Facebook Home Is Now With New Add-Ons

The launcher of Facebook Home was awful. There were no widgets, docks, folders and personalization features in it. Only few users tried it and new dock has come up last month for the surprise to users. Now, the dock has the ability to drag apps to folders.

The trouble is with the Home, which substitutes the home screen and launcher rather than adding up. This makes the apps go deep inside two taps. Initially, one have to open its full-screen news feed on the lock screen called Cover Feed, and then use a gesture to bring up the launcher.

One can customize the apps on the home screen, though its messy. It is inconvenient to access a variety of apps beyond Facebook frequently. There was no Dock or folders to help organize your apps, and no widgets to give you the info trapped inside them at a glance.

facebook-home-folders

The developers are not much aware about the importance of widgets to users and have discounted the annoyance of reorganizing their home screen from scratch since they expected some friction when switching platforms. It is quite a hassle for the long time Android users.

After a month from the launch of Home in April, Facebook understood that this was not approved by users. Slow downloads and almost non-existent sales of the HTC First that comes pre-loaded with Home showed that a terrible launcher was weighing down more popular features like Cover Feed and Chat Heads.
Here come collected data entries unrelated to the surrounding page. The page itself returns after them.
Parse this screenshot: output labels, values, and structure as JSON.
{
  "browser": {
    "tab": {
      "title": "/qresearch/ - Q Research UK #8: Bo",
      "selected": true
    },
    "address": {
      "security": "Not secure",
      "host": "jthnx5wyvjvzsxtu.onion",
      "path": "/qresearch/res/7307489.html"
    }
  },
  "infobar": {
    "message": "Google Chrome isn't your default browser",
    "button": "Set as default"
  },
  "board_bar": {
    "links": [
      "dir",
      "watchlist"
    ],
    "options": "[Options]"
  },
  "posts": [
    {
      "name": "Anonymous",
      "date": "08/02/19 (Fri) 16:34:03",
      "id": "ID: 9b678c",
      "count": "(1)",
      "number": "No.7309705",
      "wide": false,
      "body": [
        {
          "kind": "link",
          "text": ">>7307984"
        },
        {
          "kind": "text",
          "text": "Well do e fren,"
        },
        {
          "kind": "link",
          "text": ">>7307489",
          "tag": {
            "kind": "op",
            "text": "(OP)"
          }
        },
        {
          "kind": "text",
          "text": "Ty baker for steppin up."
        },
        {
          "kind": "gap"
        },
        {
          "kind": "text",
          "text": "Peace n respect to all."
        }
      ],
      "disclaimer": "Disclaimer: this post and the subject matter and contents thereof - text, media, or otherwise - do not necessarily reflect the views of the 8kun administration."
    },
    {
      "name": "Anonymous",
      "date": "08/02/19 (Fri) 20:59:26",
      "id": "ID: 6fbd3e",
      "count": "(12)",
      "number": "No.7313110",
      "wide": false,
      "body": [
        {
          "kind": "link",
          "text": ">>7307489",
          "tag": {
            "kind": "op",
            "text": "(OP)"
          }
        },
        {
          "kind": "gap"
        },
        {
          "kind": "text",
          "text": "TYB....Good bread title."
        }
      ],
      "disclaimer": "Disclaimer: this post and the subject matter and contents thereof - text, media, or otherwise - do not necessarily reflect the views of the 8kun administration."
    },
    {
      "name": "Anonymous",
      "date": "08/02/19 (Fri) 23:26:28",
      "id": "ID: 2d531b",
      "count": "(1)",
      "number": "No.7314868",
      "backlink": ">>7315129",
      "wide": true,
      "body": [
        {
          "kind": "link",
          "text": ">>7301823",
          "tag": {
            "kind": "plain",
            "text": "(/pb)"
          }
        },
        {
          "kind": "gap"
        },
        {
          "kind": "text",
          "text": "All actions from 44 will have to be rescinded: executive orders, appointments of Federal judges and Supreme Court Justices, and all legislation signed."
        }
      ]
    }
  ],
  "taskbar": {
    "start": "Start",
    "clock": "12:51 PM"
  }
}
During May, they announced about their work on Dock, a visible tray of your favorite apps that sits on the bottom of your launcher, just like on iOS. After a month time, there came the dock where one can find their email, phone or text messages button.

facebooks-terrible-default-launcher

Today, its been reported that one can drag apps and can place it in a folder to keep the home look tidy.
Facebooks claims to be working on widgets now and are trying to improve NUX. Though it confuses a bit, it is now far better from Home and more traditional versions of Android. Facebook is expecting users to rate their new add—ons.

One will lose, if you have folders or a dock set up on your old version of Android, when you switch to Home. Facebook has to figure out how to improve the personalization features.

Home is appealing to serious social networkers and people who use it should make an unbiased decision about whether they want to organize their world around people or apps.